Other Options for Getting Out of Debt
In lieu of radical budgeting, you can also choose to consolidate your debt or declare bankruptcy. Consolidating your debt can involve a loan or instead assistance from the Consumer Credit Counseling (CCC) agency. The CCC will negotiate the amount of debt you owe, combine it into a single debt and calculate a monthly payment for you to make towards it. This option affects your credit score, but not as severely as if you didn't pay your debt at all.
Bankruptcy is a legal proceeding in which you declare to the court and your creditors that you are unable to pay off your debt. In this situation the court (through a bankruptcy trustee) gathers information about your assets and debts, lists your creditors in order of importance and, subsequently, pays them a little of what they are entitled to. Declaring bankruptcy affects your credit score negatively for seven years, if not longer.

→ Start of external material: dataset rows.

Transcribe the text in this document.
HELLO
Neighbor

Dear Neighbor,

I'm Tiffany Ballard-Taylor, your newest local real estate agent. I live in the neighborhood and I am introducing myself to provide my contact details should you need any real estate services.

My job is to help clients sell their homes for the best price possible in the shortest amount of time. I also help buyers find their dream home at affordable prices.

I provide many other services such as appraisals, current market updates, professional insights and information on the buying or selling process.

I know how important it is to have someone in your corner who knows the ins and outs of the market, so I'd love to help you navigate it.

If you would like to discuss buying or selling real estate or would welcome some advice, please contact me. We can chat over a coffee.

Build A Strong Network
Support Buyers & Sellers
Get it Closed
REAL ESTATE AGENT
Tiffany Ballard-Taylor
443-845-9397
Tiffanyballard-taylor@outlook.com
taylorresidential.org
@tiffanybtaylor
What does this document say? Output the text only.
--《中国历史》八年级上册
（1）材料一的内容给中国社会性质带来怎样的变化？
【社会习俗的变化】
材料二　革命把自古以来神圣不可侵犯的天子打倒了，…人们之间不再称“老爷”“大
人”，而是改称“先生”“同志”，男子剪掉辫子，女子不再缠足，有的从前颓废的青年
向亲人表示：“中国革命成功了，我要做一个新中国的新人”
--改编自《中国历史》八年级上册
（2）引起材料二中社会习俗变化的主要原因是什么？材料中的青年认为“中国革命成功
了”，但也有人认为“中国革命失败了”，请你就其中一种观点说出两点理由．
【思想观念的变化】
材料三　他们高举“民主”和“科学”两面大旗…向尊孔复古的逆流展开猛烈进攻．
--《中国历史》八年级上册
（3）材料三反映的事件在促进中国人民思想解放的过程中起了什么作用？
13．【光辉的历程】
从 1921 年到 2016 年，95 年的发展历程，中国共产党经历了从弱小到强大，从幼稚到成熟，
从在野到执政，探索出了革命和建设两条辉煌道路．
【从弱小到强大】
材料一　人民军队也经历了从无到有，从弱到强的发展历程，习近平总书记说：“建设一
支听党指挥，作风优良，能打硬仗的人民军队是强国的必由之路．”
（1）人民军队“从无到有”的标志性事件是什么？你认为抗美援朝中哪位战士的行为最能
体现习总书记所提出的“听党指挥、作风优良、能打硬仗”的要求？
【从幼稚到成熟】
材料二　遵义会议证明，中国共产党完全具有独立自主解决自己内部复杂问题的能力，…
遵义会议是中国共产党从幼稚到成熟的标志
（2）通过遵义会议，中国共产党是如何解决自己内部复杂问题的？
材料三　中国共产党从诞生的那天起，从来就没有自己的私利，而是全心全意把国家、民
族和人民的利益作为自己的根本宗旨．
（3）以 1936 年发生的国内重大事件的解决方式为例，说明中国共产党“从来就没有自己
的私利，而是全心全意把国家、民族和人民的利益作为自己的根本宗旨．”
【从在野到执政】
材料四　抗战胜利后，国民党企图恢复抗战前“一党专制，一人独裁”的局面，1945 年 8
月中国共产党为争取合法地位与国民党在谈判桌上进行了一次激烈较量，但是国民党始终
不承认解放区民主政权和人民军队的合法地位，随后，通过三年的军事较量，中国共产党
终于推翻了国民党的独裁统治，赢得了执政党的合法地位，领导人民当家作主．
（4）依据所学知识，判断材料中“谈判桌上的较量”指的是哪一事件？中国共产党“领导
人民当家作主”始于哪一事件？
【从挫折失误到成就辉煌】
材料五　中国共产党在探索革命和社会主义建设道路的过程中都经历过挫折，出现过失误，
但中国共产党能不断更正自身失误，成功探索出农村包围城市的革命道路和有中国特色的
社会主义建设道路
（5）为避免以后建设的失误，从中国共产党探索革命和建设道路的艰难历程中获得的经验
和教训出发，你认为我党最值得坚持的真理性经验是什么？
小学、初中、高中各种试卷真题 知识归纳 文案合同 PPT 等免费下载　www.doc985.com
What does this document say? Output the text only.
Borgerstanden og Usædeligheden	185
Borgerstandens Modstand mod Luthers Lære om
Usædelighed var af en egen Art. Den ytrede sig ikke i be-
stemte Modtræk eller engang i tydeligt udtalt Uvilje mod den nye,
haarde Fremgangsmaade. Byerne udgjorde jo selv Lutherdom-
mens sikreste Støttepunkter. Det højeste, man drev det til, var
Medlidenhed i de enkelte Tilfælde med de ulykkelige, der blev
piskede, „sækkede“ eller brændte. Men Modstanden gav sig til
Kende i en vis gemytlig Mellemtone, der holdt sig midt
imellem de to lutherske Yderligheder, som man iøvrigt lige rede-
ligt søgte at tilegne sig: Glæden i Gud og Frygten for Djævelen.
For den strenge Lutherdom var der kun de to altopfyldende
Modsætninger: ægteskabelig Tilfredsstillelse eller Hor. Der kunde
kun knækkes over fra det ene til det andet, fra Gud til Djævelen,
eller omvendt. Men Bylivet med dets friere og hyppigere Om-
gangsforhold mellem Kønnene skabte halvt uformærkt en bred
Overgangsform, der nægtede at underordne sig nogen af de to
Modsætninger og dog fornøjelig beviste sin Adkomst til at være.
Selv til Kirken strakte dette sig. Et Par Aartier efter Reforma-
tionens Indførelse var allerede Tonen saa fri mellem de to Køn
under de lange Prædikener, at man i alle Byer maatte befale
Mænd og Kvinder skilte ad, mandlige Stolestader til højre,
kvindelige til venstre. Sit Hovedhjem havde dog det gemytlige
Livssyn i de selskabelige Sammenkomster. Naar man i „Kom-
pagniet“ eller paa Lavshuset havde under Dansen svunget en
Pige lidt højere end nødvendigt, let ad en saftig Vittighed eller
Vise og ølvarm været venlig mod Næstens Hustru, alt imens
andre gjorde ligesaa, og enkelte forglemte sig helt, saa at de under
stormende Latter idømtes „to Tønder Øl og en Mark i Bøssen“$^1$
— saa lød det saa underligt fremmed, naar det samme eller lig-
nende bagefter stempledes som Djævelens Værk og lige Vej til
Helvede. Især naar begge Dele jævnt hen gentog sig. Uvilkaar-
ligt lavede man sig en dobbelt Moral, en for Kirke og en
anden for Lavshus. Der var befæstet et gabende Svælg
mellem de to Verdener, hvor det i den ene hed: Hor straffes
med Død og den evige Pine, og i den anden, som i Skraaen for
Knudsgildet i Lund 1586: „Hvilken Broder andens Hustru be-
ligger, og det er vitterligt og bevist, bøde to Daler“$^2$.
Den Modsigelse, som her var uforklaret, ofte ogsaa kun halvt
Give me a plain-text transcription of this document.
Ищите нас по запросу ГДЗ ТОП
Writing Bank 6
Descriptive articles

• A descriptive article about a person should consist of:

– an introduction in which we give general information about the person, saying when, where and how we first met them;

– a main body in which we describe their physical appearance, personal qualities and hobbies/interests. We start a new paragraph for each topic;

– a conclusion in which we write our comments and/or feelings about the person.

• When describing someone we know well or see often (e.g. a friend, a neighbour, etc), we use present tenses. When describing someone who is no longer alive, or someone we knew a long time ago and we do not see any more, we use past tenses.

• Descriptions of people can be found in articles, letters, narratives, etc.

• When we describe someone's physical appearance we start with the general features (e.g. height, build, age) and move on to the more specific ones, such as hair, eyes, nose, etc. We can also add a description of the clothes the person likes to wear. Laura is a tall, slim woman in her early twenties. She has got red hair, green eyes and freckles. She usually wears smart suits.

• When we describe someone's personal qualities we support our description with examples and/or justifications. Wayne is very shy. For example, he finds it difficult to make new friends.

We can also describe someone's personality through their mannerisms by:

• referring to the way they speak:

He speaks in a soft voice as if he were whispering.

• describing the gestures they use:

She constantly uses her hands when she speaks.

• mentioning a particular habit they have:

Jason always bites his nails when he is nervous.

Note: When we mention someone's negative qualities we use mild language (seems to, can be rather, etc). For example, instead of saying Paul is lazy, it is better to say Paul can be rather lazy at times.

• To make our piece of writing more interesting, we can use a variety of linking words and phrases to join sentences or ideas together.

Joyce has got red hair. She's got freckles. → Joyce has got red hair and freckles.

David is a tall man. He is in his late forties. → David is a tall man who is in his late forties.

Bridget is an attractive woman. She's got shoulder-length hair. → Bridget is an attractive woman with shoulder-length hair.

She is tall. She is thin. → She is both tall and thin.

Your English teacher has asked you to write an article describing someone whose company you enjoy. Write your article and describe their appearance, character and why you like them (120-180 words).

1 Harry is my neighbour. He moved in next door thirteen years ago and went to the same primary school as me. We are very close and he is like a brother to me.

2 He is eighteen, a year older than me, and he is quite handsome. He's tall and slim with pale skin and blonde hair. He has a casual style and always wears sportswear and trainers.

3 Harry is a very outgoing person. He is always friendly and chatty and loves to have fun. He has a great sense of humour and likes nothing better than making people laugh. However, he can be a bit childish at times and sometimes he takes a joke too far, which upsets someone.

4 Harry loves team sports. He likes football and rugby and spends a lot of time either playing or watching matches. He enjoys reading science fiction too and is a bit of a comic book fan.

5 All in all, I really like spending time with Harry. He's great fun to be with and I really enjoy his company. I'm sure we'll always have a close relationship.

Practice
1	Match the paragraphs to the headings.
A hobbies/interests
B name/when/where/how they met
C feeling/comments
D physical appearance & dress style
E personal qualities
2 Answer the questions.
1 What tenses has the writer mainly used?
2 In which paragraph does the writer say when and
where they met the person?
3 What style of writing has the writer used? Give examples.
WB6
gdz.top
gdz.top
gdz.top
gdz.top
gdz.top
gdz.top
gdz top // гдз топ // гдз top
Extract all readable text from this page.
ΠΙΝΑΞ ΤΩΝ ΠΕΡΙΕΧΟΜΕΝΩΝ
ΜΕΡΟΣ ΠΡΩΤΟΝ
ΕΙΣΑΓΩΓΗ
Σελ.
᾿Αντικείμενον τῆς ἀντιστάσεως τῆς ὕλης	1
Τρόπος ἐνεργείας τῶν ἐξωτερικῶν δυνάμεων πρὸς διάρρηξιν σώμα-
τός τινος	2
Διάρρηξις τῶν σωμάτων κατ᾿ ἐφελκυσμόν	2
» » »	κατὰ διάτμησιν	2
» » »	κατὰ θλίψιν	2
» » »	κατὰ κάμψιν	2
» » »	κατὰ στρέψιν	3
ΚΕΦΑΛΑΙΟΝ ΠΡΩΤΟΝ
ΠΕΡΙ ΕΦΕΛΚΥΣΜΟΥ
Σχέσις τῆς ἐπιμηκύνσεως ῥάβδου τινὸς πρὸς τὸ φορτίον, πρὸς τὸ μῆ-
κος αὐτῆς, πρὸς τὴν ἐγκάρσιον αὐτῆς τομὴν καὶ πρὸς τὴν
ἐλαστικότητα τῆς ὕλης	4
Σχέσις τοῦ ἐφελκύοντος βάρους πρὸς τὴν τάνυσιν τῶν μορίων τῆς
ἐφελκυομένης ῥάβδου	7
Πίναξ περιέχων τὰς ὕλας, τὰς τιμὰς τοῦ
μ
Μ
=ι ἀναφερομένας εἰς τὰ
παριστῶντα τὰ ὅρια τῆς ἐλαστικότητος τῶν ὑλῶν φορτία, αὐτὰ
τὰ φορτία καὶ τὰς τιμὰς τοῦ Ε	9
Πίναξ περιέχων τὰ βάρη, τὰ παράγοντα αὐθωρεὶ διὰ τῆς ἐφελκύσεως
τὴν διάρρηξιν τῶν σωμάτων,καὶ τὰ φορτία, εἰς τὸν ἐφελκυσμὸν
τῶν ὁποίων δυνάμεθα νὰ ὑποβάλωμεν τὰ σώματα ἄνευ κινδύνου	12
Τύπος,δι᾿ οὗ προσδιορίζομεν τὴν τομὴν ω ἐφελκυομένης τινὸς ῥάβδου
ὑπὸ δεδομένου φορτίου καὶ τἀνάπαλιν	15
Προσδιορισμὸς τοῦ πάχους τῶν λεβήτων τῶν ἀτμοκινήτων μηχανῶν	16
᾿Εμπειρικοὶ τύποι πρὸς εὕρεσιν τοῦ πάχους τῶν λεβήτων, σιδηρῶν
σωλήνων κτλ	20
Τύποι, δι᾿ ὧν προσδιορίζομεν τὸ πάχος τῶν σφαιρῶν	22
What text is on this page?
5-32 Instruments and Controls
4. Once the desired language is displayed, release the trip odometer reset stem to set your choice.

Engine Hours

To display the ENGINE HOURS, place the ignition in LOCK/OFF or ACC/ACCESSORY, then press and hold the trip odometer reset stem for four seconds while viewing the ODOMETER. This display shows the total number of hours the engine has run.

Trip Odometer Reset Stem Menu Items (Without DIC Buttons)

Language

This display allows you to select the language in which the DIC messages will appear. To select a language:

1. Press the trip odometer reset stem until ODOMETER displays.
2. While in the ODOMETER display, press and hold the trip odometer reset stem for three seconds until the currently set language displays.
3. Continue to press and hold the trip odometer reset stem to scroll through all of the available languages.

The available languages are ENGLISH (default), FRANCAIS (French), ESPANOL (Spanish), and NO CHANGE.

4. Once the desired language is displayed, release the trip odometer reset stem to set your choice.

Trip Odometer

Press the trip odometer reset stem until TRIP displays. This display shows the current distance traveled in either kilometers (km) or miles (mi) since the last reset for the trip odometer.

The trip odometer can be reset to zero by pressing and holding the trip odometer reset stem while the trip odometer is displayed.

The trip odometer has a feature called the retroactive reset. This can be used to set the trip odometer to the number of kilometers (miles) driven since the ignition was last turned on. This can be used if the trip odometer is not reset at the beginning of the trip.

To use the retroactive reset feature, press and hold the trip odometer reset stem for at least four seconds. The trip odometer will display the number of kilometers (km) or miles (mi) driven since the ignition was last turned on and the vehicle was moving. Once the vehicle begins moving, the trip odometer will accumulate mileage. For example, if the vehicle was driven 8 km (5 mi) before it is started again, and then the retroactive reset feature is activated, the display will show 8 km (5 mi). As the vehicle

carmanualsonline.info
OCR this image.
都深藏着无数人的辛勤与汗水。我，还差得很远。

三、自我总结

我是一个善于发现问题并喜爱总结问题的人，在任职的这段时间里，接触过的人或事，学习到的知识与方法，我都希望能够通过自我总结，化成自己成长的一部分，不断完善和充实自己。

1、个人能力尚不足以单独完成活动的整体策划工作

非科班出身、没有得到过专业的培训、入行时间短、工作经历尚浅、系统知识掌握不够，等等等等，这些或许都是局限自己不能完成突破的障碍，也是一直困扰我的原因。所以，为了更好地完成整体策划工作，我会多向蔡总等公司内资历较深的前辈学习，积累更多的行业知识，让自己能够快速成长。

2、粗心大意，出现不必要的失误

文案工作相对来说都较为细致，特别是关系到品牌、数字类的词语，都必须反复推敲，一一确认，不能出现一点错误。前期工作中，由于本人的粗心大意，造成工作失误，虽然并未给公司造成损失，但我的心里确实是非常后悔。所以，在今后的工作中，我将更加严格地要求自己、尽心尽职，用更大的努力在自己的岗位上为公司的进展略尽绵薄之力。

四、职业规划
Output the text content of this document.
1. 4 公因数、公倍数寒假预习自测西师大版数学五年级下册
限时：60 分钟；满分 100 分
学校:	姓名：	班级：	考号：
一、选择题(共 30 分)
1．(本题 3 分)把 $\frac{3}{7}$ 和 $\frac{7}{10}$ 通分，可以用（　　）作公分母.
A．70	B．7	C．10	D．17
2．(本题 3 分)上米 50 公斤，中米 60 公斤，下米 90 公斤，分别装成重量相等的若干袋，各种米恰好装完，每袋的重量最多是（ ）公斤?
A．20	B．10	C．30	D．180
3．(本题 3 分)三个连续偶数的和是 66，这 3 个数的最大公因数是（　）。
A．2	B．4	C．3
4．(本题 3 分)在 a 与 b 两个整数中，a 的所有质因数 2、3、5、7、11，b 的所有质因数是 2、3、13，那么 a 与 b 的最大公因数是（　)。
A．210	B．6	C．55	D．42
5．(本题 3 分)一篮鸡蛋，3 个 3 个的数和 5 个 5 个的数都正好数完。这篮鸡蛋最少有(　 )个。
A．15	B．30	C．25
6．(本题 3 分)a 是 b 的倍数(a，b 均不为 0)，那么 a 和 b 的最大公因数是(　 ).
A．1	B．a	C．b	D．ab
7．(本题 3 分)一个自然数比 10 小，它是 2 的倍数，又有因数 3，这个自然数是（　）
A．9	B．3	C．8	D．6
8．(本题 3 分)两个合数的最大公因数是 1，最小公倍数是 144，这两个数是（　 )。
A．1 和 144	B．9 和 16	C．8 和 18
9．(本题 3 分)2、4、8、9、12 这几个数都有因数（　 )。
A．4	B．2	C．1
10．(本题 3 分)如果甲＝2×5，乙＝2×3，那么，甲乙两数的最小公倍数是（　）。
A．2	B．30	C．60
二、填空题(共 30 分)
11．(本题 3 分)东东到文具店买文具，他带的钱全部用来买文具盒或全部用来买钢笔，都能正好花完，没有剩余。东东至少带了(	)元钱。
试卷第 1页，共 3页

Finding the Extra Money to Pay Off Debt
Finding extra funds to get out of debt can be challenging. Eliminating little things such as eating out, coffee purchases and lottery tickets add up to make one, usually large, amount of additional disposable income. Other potential money-savers can include:
- Raising the deductible on your insurance policies
- Take leftovers for lunch instead of eating out
- Buying generic groceries whenever possible
- Canceling gym memberships
- Turning off lights when not in the room and using lower-wattage bulbs to decrease electric bills
- Not running the dishwasher or washing machine when not full
- Stocking up on non-perishable items (school supplies, canned goods and shampoo) during sales
More drastic steps, such as taking a home equity loan may help, but also increase the amount of debt you have. Compare the interest rate on a home equity line to what you pay on your credit cards to see whether such a loan is really worthwhile.
Living Without Debt
After you've finally rid yourself of debt, the hardest part may be not falling into old spending habits. Once free, continue using the good spending habits you've acquired. Pay credit card balances each month and put off large purchases until you can afford to pay for them in cash. Continue tracking every penny you spend so that you notice immediately when your bad habits begin affect your finances.